06 Mayıs 2024 09:18

Prof. Dr. İlhan Uzgel: Erdoğan’ın uluslararası alanda etkisi kalmadı

CHP’nin Dışişlerinden Sorumlu Genel Başkan Yardımcısı Prof. Dr. İlhan Uzgel’le, “normalleşme” havasının bastırdığı dış siyasetin sıcak başlıklarını ve CHP’nin pozisyonunu konuştuk.

Fotoğraf: CHP Basın

Paylaş

 Serpil İLGÜN
İstanbul

Erdoğan-Özel görüşmesi üzerinden estirilen “normalleşme” havası ve yeni anayasa dayatması, siyaset gündemini domine etmeyi sürdürüyor. “Siyasette bahar havası” tartışmaları, İsrail katliamlarının 208. gününde gelen “Ticareti durdurduk” kararının içeriği, ABD ziyaretinin son anda iptal edilmesi ve hazırlıklarının tamamlanmak üzere olduğu duyurulan Irak’ta PKK’ye operasyonu da içeren Irak temasları gibi başlıkları geri plana düşürmüş durumda.
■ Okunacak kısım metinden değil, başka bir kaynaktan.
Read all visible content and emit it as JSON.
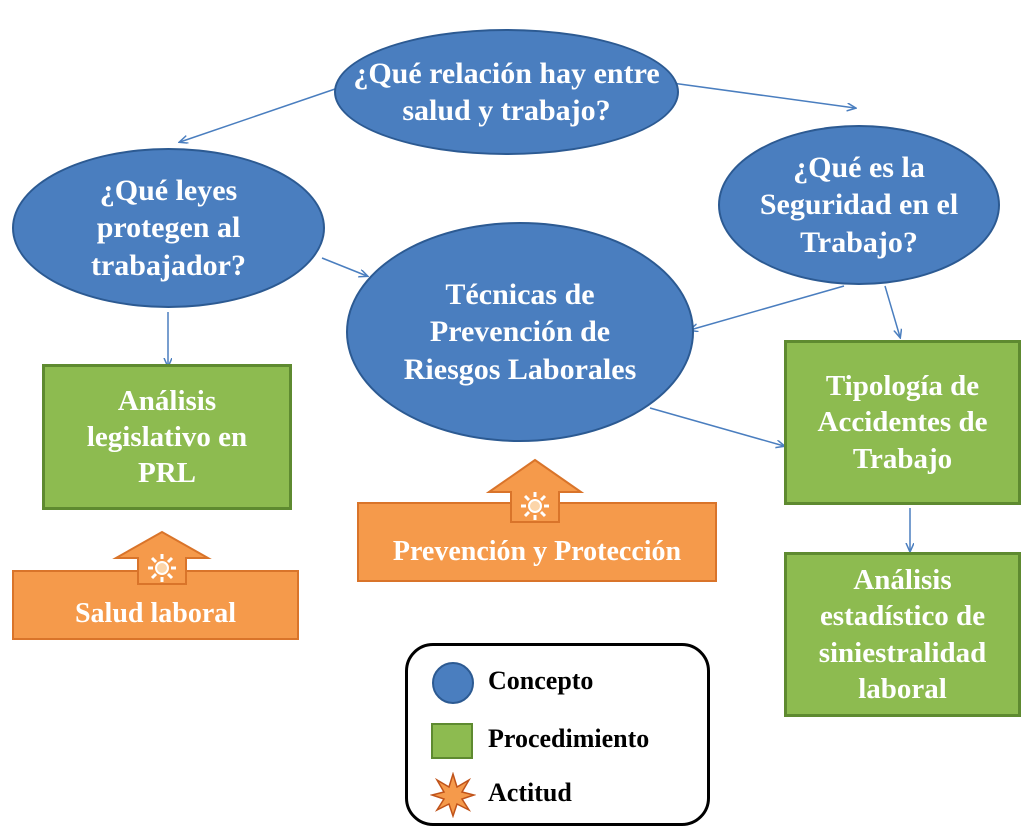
{
  "nodes": {
    "salud_trabajo": "¿Qué relación hay entre salud y trabajo?",
    "leyes": "¿Qué leyes protegen al trabajador?",
    "seguridad": "¿Qué es la Seguridad en el Trabajo?",
    "tecnicas": "Técnicas de Prevención de Riesgos Laborales",
    "analisis_legislativo": "Análisis legislativo en PRL",
    "tipologia": "Tipología de Accidentes de Trabajo",
    "analisis_estadistico": "Análisis estadístico de siniestralidad laboral"
  },
  "attitudes": {
    "salud_laboral": "Salud laboral",
    "prevencion": "Prevención y Protección"
  },
  "legend": {
    "concepto": "Concepto",
    "procedimiento": "Procedimiento",
    "actitud": "Actitud"
  },
  "colors": {
    "concept": "#4a7ebf",
    "procedure": "#8dbb50",
    "attitude": "#f59a4b",
    "connector": "#4a7ebf"
  },
  "icons": {
    "attitude": "sun-burst-icon"
  }
}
CHP’nin Dışişlerinden Sorumlu Genel Başkan Yardımcısı Prof. Dr. İlhan Uzgel’le, “normalleşme” havasının bastırdığı dış siyasetin sıcak başlıklarını ve CHP’nin pozisyonunu konuştuk.
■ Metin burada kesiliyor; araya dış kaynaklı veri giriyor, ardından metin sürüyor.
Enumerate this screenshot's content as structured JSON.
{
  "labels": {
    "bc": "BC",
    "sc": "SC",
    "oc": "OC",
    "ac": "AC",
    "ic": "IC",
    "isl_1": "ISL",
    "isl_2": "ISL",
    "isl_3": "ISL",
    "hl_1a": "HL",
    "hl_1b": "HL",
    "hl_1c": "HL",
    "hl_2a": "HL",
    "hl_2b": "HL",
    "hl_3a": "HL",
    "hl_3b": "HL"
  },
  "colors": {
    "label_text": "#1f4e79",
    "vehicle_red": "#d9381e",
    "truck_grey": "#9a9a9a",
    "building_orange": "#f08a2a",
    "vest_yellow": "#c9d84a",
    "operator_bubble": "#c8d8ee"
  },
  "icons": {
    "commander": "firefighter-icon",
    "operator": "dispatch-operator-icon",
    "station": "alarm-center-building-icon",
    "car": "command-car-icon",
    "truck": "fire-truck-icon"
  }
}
Ticaret Bakanlığının “İsrail’e tüm ticareti durdurduk” açıklamasıyla başlayalım. 9 Nisan’da 54 üründe ihracat kısıtlaması kararında “İsrail Gazze’de derhal ateşkes ilan edene ve yeterli miktarda ve kesintisiz insani yardım akışına izin verinceye kadar” şartı belirtilirken, önceki günkü kararda ateşkes şartı kaldırılmış. “Kesintisiz yardım akışına izin verilmesi”yle sınırlandırılan kararı ve zamanlamasını nasıl değerlendirirsiniz?
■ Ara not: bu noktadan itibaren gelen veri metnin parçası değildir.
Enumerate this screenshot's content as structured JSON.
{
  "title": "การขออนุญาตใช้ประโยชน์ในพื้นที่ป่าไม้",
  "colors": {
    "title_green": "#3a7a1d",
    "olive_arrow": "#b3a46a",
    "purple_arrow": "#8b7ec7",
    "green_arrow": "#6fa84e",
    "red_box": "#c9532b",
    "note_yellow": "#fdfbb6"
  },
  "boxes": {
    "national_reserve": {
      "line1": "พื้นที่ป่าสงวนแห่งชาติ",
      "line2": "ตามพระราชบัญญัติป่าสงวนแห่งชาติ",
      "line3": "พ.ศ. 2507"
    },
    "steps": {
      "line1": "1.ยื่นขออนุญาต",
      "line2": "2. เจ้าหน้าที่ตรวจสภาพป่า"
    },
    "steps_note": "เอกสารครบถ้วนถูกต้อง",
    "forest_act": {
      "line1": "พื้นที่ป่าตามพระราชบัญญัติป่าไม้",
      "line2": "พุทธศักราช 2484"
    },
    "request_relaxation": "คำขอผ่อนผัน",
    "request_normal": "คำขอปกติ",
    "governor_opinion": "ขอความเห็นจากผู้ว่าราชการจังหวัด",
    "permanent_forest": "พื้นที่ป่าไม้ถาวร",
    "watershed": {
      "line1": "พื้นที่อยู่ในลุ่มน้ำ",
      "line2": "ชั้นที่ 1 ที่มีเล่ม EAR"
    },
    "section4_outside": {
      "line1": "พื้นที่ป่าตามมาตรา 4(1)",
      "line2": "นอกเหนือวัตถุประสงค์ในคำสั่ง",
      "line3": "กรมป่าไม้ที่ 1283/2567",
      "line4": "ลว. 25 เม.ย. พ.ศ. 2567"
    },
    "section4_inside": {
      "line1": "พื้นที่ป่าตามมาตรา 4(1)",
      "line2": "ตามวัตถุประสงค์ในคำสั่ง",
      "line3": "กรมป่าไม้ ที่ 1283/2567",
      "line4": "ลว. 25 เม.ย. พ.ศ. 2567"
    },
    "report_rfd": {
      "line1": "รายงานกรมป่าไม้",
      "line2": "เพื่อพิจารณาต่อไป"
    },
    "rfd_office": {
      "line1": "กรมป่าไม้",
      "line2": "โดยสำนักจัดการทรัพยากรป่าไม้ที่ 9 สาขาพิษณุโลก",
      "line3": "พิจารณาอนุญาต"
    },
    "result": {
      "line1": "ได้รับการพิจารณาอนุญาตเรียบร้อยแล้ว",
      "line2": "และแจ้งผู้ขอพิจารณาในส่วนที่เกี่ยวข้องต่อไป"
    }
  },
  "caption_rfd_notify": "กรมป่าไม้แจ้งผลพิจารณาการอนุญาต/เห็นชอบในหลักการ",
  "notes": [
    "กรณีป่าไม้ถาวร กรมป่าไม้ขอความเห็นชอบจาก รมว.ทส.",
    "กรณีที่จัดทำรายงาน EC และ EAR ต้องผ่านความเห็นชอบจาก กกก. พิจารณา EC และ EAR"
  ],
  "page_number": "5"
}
Ticaret konusunda birkaç şey oldu, birincisi Erdoğan ABD’ye gidemeyeceğini anladı ve İsrail konusunda eli biraz daha rahatladı. İkincisi, İsrail’in Filistin’deki korkunç katliamında dünya kamuoyu, hatta bazı devletler de bir süredir İsrail karşıtlığına kaydılar. Çünkü bu katliamın hiçbir meşru tarafı yok. Üçüncüsü, büyüyen bu toplumsal tepkiye, son olarak Amerika’nın önemli üniversitelerinde, öğretim üyelerinin de destek verdiği İsrail katliamını protesto dalgaları eklendi. Batıdaki üniversitelere de yayılan bir protesto dalgası başlamış oldu. Erdoğan hükümeti bu dalgadan da etkilendi, nitekim “Amerika’daki öğrenciler kadar olamadınız” gibi eleştiriler de gelmeye başladı. Yanı sıra, 9 Nisan’daki ihracat kısıtlaması da tatmin etmemişti toplumu, biz de çok eleştirdik. Ucu açıktı, belirsizdi ve daha da önemlisi gemiler gitmeye devam etti. Bu konuda Genel Başkanımız Özgür Özel de inisiyatif aldı, oldukça aktif bir diplomasi yürüttü. Dolayısıyla Erdoğan bütün bunların önünü kesmek istedi ve böyle bir hamle yaptılar.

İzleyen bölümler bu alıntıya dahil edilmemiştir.